Tuesday, October 29, 2013

Overnight Snow for October 29?

Snow season may officially begin tonight (Tuesday) as showers of the white variety may fall in the Berkshires in the overnight hours. It's certainly cold enough to snow, and the only question is whether or not the moisture coming from the northwest will penetrate the cold air over our region.

At the moment, we're not optimistic that we'll see any snow flakes tonight, let alone a covering on the ground by the morning commute. While it certainly is possible that you could wake up to big, wet flakes, the roads will be too warm for any accumulation.

Temps will warm up toward the weekend as we'll see a fairly large rain storm move into our region for Thursday night and Friday morning. The big concerns with this storm: Will it impact the annual candy gathering on Thursday? Will it impact a potential game 7 of the World Series on Thursday? Will it postpone any high school playoff contests on Friday? The storm gods must be smiling upon us because we think the answer to all three questions is "no." The storm should arrive in Western Massachusetts well after children should be in bed, and it will get to Boston a few hours after the end of a potential game 7. Also, the storm will move out of the Berkshires quickly enough on Friday to allow games to be played in the afternoon and evening.

As for next week, it looks like we'll be in the mid-50s during the day and in the 30s at night. There may be more wet weather mid- to late week. No need to hold your breath about snow. Despite the Farmer's Almanac prediction about a snow storm the week of November 5th, we just don't think that scenario in the cards. Once again, we don't think the front half of the winter season is going to be very stormy; we are, however, optimistic about our winter weather pattern after the New Year.
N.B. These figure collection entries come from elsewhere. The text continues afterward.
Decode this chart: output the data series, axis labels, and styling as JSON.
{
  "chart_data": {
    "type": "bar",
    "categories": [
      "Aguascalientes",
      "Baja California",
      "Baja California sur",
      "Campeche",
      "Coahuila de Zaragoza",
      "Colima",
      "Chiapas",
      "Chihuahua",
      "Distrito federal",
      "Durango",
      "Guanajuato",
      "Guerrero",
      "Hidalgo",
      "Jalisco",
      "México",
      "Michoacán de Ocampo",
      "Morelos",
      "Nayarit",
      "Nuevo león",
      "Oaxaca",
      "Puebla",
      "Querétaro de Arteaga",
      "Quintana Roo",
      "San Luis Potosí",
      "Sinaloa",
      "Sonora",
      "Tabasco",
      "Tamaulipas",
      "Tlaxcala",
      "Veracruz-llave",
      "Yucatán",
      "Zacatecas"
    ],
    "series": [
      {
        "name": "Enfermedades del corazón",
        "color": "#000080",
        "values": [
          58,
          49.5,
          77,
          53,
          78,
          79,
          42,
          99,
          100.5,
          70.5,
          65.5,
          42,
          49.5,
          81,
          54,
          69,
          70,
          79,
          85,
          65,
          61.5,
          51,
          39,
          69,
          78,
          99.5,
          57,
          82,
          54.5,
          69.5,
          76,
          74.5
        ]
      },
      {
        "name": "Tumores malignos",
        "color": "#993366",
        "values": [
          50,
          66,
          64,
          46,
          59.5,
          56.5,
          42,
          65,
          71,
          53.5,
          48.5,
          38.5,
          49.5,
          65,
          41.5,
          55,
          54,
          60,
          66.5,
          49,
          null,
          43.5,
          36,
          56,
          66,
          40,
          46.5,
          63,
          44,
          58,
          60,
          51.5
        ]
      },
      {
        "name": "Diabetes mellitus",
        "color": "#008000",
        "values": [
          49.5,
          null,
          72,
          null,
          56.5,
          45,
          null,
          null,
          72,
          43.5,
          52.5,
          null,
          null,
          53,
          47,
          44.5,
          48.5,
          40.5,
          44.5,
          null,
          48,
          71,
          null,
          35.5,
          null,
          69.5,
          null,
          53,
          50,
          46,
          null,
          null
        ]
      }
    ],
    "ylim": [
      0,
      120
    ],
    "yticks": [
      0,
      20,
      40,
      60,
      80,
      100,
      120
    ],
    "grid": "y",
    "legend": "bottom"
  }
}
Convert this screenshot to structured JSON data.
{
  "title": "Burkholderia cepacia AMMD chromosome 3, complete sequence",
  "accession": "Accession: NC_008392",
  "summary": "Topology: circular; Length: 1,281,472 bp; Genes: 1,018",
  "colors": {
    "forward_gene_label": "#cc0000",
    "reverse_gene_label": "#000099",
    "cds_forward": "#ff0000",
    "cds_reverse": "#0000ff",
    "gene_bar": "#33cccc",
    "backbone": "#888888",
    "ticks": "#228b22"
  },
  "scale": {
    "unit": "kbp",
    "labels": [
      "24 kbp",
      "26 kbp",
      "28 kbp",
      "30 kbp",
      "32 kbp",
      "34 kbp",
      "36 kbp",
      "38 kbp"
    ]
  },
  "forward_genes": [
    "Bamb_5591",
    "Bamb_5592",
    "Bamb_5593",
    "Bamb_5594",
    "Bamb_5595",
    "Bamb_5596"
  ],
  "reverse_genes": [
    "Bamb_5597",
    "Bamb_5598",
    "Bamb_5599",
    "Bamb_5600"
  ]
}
Saturday, October 19, 2013

2013-14 Winter Forecast & The Season's First Storm?

Welcome back, readers! Despite the absolutely lovely stretch of weather we've been enjoying this fall, we know the worm will turn at any point and we'll be bustling to find those sweaters, shovels, and snow boots tucked away in those corners of your homes and garages. In fact, we're going to see the temperatures nose southward this upcoming week and, without too much to get excited about, we could see our first flakes of the season. Hoo-ray!

The biggest recent weather news is that the Weather Channel announced its winter storm names that it will be using for the 2013-14 season, which is proof more positive than a narrow orange band 'round a wooly caterpillar that the first storm is around the corner.

Speaking of names...the GSD Staff had a long debate during our summer retreat on the beautiful shores of Lake Champlain about storm names. Should we jettison our naming system and go with The Weather Channel's? Around and around it went but ultimately we decided to keep our unique system. A) We enjoy receiving your input on names, and B) it gives us a good accounting of how many storms we end up having. Once again we remind you: female names for coastal storms; male names for storms that come out of the west (clipper-type systems). If a clipper system comes from the west and is expected to reform on the coast (a very typical pattern for us), we'll give it a female name. We will certainly acknowledge TWC's names, but our preferred storm names will be home grown.

But let's cut to the chase and get to the info you've all been waiting for. What kind of winter are we expecting for 2013-2014? Will we have the big fizzle of 2011-12? Will we have a normal winter, a la last year? Will 2013-14 just be one long blizztaculous snowmageddon? The early returns are in from all of our field experts and the word on the streets is we're in for--hold your collective breath now--an average winter with a slight chance of above average snowfall. Not exactly spine-tingling, is it?

First of all, what is an average winter? Around these parts, "average" means in the 50- to 60-inch range. Last year we Albany officially had 51.4 inches of snow (compared to 23.3 in 11-12 and 87.2 in 10-11). If we get 15" of snow in December, January, and February, and an outlier storm in November or March, we'll reach our average.

Unfortunately, the long-term forecast is indicating a very slow start to the winter for the Northeast. November will not feature the unseasonably warm weather we've been experiencing, but that dreaded warm weather is supposed to return for December.

At the moment, with all of our weather feelers out there, we don't see a stormy November or December in the offing. The good news is that there are indications that the second half of the winter will feature slightly above average moisture and slightly below average temperatures. More moisture + colder January and February temps = more snow. That's an equation even the most limited of math students can understand and one that the GSD Staff is embracing wholeheartedly. We think January and February are going to be exciting times indeed this year.

We wish we could announce the winter of 2013-2014 with trumpets, banners, and a pyrotechnics show, but Mother Nature will not be so munificent just yet. We are going to have to be patient this winter, as the really good storms will likely not materialize until 2014.

It's getting closer...and there are some rumblings that that swath of snow predicted for Northern New England will drop deeper into the mountainous regions of Western New England. Hey, that's us!

At the moment, though, we will hear "snow" and "snow showers" mentioned in the forecast for the middle of the week of Oct. 21st (see above). We'll certainly have our eye on this early storm to see if the snow area expands. Right now it looks like those lucky folks in the Adirondacks will be the ones seeing the first Northeast snow of the season.

Get those hats and mittens out--you're going to need them this week. And remember that you have to walk before you can run.